I’ll start first with the context. We have a table that has around 687 Million rows and every night we import this table with Apache Sqoop to Hadoop with a parallelism of 32 tasks. The table looks like the following:
CREATE TABLE `attribute` ( `resource_id` int(11) NOT NULL, `user_id` int(11) NOT NULL, `name_id` int(11) unsigned NOT NULL, `value_id` int(11) unsigned NOT NULL, `updated` timestamp NOT NULL DEFAULT CURRENT_TIMESTAMP ON UPDATE CURRENT_TIMESTAMP, PRIMARY KEY (`resource_id`,`user_id`,`name_id`), KEY `updated` (`updated`), KEY `name` (`name_id`), KEY `value` (`value_id`), ) ENGINE=InnoDB DEFAULT CHARSET=utf8
As Sqoop does not support splitting the range by a multi-column primary key it uses the resource_id alone to create splits for the 32 tasks. The following is an example of a split condition
SELECT `resource_id`, `user_id`, `name_id`, `value_id`, `updated` FROM `attribute` AS `a` WHERE ( `resource_id` >= 75 ) AND ( `resource_id` < 93 )

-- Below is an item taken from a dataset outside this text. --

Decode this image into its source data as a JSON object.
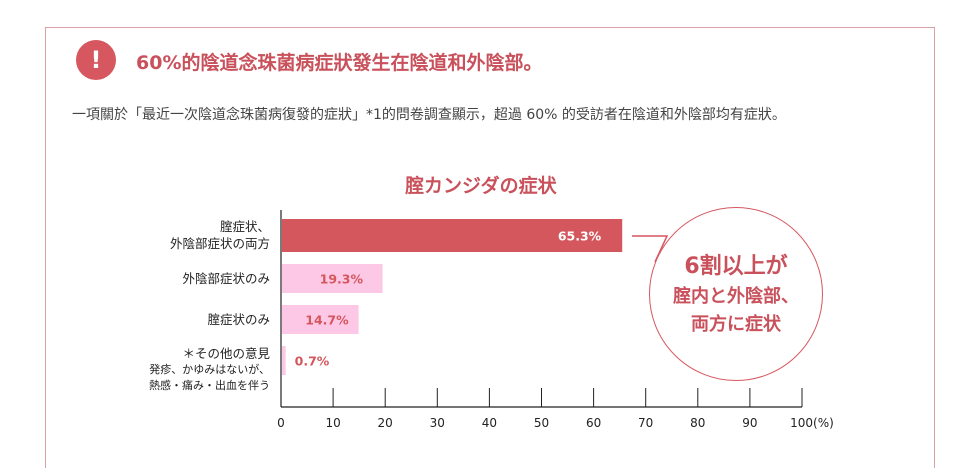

The amount of data is quite different (some splits have like ~1000 rows, another has nearly 100 Million rows).
We now faced the problem that we got only 1 row back for such a range and the query was finished without any error. We tried different MySQL connector versions (5.1.42, 5.1.46 and 8.0.11) and got this problem with all of them. We also tried the MySQL CLI and with the same query and had also in rare cases the same problem so that we excluded a problem in the connector or Sqoop. We also tried as Isolation Level repeatable read and read committed and had the problem with both. As stated in the title this happens only in rare cases, but we have no idea yet why it should only return one row and not an error or some random amount.
The MySQL server (version 5.6.40-84.0-1.jessie) is only used for backups and getting data exports. It should only get writes over binlogs from another server.
I would really appreciate if you could give us some hints how we could further look into this.